Eder: Zum Beispiel Handkameras stärker einbringen und nicht alles nur mit dem Dolly zu fahren. In der Stilistik durften Änderungen sein. Es kam nicht von ungefähr, dass ich die mittleren vier Folgen inszeniert habe und Luke Watson die ersten beiden und Philipp Stölzl den Schluss.

STANDARD: Bei einer US-Serie gibt es für gewöhnlich mehrere Regisseure pro Staffel, und man soll den Unterschied möglichst nicht erkennen. Das ist hier anders..

Eder: Wir drei unterscheiden uns sehr stark voneinander. Frank hat sehr lange überlegt, welche Folgen für wen gut wären. Ich gehe zum Beispiel irre gern nahe an Menschen ran, ich will ihre Emotionen, und wenn ich nur irgendetwas im Skript spüre, dann versuche ich daraus mehr zu machen. Ich bin eine sehr nahe Regisseurin und wurde genau in den Folgen eingesetzt, wenn die Figuren zusammenkommen und ein Team werden. Und ich fand es großartig, dass man seine eigene Bildsprache zeigen durfte. Dass alles gleich ausschauen soll, kenne ich von Netflix oder anderen Streamern. Das schränkt ein und kann zu Kämpfen zwischen den Regisseuren führen. Frank hat uns genau zum Gegenteil ermutigt. Zum Glück war das ein Ausprobieren, das auch mir Sicherheit gegeben hat. Frank sagte: Ich weiß genau, wie du es machst, ich habe deine Filme gesehen, und genau so will ich es.

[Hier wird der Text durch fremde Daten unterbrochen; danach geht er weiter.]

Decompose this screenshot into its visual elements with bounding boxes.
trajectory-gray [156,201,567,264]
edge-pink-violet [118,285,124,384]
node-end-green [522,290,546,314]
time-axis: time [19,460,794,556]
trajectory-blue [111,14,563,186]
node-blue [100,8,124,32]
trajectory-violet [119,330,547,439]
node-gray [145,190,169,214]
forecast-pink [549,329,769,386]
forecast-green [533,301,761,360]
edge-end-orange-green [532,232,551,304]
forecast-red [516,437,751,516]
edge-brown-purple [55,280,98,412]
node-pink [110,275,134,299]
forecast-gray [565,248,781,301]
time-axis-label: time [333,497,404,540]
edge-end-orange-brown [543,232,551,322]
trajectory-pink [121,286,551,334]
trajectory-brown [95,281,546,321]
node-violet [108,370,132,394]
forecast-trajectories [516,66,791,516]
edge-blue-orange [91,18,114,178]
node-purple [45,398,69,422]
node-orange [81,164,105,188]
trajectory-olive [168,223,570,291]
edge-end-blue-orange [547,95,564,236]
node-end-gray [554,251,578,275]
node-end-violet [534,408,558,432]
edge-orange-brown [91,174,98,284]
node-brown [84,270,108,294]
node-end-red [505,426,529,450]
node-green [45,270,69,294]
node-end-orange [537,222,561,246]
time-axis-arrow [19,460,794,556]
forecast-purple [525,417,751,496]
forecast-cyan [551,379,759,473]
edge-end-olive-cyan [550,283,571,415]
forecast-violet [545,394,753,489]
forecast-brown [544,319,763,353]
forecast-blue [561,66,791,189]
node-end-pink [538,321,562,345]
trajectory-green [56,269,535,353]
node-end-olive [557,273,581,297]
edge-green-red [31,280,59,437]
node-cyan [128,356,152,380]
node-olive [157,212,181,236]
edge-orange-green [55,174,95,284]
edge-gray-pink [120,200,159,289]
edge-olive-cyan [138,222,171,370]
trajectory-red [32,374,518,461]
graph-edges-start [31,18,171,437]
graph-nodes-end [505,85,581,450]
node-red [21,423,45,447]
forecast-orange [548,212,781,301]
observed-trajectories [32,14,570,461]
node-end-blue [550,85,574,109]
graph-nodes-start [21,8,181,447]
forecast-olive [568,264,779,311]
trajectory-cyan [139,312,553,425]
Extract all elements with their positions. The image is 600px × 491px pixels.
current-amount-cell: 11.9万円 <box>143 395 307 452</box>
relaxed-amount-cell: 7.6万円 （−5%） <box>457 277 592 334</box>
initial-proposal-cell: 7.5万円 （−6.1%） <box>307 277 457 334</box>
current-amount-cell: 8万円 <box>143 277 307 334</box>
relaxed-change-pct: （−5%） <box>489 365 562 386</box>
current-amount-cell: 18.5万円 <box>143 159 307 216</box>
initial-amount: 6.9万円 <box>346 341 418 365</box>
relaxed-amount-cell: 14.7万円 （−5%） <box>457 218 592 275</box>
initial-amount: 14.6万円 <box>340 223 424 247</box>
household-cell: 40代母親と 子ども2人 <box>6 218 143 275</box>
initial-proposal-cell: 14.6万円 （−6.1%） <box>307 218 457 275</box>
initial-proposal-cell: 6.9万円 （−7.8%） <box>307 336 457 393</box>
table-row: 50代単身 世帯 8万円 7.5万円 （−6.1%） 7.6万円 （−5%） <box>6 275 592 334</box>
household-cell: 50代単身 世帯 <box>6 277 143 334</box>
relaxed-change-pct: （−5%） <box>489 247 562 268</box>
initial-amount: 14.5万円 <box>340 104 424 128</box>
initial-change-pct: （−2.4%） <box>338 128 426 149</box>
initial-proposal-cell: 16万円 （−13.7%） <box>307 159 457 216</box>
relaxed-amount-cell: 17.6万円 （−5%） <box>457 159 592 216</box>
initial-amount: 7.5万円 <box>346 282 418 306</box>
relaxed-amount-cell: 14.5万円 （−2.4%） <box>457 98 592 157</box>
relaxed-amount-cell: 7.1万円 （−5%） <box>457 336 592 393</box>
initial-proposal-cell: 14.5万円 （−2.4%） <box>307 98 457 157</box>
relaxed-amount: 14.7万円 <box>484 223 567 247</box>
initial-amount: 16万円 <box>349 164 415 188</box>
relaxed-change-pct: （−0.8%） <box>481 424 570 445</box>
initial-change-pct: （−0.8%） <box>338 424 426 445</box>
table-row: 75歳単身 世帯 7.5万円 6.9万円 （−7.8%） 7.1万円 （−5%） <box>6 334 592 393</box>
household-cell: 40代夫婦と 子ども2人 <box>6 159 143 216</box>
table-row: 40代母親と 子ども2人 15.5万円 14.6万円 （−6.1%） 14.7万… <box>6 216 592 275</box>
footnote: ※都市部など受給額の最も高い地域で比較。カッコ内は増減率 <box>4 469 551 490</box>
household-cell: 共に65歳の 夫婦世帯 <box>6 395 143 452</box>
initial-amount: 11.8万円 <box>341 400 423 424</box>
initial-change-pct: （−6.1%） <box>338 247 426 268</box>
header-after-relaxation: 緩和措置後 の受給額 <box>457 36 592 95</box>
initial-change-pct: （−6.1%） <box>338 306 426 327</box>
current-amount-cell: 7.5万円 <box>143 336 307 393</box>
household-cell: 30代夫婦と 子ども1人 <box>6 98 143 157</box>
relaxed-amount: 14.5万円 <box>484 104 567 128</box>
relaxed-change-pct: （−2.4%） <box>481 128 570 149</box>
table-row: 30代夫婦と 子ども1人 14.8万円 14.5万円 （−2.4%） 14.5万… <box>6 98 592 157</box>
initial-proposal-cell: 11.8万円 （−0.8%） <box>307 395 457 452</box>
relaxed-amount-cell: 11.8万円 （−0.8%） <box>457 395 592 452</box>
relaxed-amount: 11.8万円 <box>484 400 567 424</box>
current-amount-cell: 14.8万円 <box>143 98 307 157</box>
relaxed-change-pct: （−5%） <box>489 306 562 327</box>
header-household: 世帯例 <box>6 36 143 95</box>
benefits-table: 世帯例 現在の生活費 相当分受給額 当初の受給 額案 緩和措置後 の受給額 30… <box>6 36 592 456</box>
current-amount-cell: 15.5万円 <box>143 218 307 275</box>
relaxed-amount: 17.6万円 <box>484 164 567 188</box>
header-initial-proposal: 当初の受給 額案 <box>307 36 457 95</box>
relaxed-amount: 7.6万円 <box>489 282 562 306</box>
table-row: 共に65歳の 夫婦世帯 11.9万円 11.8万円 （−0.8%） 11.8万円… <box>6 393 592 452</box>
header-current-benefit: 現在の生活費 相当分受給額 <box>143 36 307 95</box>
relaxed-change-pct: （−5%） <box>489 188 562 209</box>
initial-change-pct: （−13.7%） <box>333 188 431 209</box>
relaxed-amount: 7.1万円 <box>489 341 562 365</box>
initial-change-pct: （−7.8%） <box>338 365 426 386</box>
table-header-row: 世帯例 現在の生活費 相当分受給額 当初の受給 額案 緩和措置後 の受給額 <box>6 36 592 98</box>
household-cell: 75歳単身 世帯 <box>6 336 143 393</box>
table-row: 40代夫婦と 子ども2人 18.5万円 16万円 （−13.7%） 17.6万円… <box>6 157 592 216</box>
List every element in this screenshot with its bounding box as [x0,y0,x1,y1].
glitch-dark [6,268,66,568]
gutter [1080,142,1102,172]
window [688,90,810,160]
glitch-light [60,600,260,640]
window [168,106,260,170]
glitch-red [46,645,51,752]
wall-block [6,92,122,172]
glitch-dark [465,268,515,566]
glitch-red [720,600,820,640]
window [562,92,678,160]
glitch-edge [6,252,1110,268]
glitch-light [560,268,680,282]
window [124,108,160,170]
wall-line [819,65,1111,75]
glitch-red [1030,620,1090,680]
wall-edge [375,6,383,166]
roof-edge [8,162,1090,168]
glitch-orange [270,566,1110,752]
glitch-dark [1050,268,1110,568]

STANDARD: US-Serien dominieren den Markt und bestimmen den weltweiten Seriengeschmack. Kommt eine Serie wie "Der Schwarm" als Gegenentwurf vielleicht nicht sogar schon zu spät, so dass diese andere Art der Erzählung missverstanden wird?

Eder: Die Gefahr des Missverständnisses ist groß. Die Entwicklung des Streamingmarktes hat man in Europa verschlafen. Es ist spät, ja, aber nicht zu spät. Die großen Streamer versuchen ja auch Lokalität zu schaffen. Alles, was zusätzlich ein Türchen aufmacht, finde ich gut.

STANDARD: Noch radikaler wäre gewesen, es nicht zu synchronisieren und stattdessen Untertitel zu setzen. War das ein Diskussionspunkt?

Eder: Ja, es war ein großes Thema, aber wenn ein Sender, der investiert, sagt, Synchronisation ist für mich Grundvoraussetzung, wird es schwierig.

STANDARD: Die Grunderzählung von "Der Schwarm" in der Serie ist – zumindest in den ersten drei Folgen – eher elitär. Es gibt die Wissenschafter-Riege, die dem Unding auf der Spur ist. Die betroffenen Menschen existieren nur am Rande. Das ist eigentlich ziemlich gegen Ihre Art zu filmen, die es liebt mit Laiendarsteller:innen zu drehen?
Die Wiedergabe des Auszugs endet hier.